As a guess you could maybe try using the normal of the surface to rotate the roomba along the x and z axes while keeping its original y rotation along its local y axis.
It’s been so long since I implemented surface normal snapping that to be honest, I don’t remember how I did it. My current system relies on adding and subtracting rotational velocity in the necessary axes in order to correct the current kart normal to the surface normal (feedback control system), and then doing some CFrame magik to calculate the new CFrame of the kart in the current frame from the last CFrame, the velocity, rotvelocity and delta time.
For your application, here’s a solution I’ve just come up with:
To calculate the new roomba CFrame, you will need the following information:
*The lookvector of the last CFrame
*The normal (upvector) of the current surface.
Now, the first thing we want to do is take the last lookvector, and then apply some transformation to make that lookvector be 90 degrees to the new normal.

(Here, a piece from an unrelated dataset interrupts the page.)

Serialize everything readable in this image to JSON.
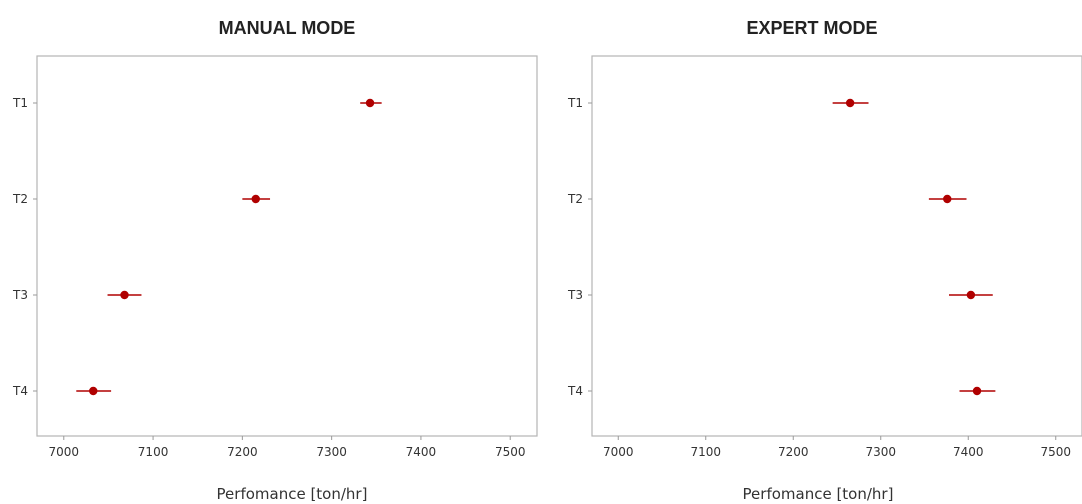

Before I explain that, I’m going to introduce a function that I use religiously when handling vectors:
*Flatten(vector, axis)
To flatten means to take a vector, and make that vector completely orthogonal to the input axis. In other words, imagine taking a vector, and subtracting all components that produce any movement in the provided axis. So, if we had vec(0.5, 3, 7) and an axis of vec(0, 1, 0), the output would be vec(0.5, 0, 7). This method works for more than just the cardinal axes, which is why it is so useful.
Implementing Flatten:
local new = axis
if axis.Magnitude ~= 0 then
new = axis.Unit
end
return new:Cross(v1):Cross(new)
If you just visualize an axis and a vector in 3D space that aren’t orthogonal to each other initially, and then imagine the output of each cross product one step at a time, it should be obvious why this works. I haven’t heard of anyone else using this, and maybe there is a “proper” way to do this, but cross products should be super fast to compute and it is super simple to write.
Note for the function, I put in an extra check to handle cases where the axis is not a unit vector and may have a magnitude of 0.

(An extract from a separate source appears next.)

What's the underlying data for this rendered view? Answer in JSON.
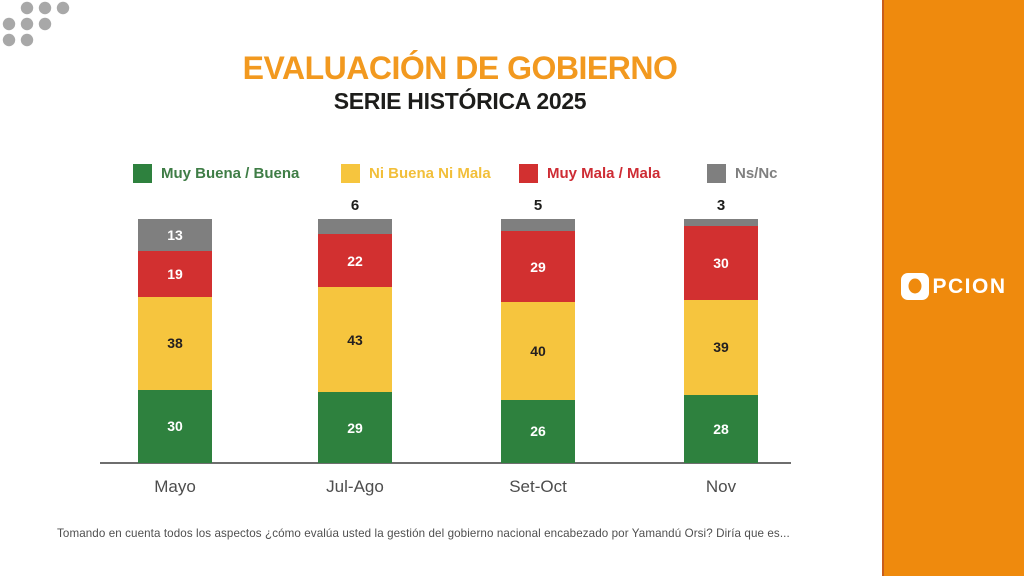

Anyways, here’s how I would use Flatten to accomplish your goal:
Take the last lookvector, and flatten it along the normal of the current surface. You may have to normalize the output of flatten? not sure. Anyways, the output is your new lookvector. Use this new lookvector, the current normal (upvector) and take a cross product to find the new rightvector, and then use all 3 to calculate the new CFrame using fromMatrix or the CFrame.new() with 12 arguments. Warning, the devhub page on the two cframe constructors are wrong and the ordering of vectors is flipped; you may have to mess around a bit to get the correct cframe from the 3 vectors.

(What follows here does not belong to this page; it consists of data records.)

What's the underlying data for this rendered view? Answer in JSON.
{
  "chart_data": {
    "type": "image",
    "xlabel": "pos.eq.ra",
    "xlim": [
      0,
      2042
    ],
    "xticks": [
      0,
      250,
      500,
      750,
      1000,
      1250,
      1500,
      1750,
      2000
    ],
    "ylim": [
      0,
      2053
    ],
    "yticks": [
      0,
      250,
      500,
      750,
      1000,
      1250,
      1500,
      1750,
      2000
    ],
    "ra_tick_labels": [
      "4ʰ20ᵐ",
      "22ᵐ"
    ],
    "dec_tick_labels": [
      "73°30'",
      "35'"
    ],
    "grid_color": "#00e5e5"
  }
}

This way of doing it is super simple; one limitation is that if the new normal is collinear to the last lookvector, the output of flatten will be a zero vector. You can check for this condition if the dot product of the new normal and last lookvector is zero.
One ugly but effective way to counter this problem would be to check if you are hitting the edge case; if so, calculate the new lookvector twice: First, do the calculation with the target normal, plus some minor shifting on a different axis. This is to counter the problem of the zero vector. Then, using the new lookvector you just calculated with the shifted normal, calculate the proper lookvector using the actual normal. It’s a two-step solution, can be done super quickly in the same frame; I would call it “heuristic” in the nature of the solution, but it should in theory produce the precise result always.
Worked like a charm! Don’t tell anyone, but you are my favorite…
Though I think I am experiencing the zero vector problem when climbing small 90 degree surfaces. It occasionally sets the position of the roomba to something like negative 3 gazillion, which I can only assume is the result of the zero vector.
OR some other part of my code is contributing to it.
I’ll have to figure that part out.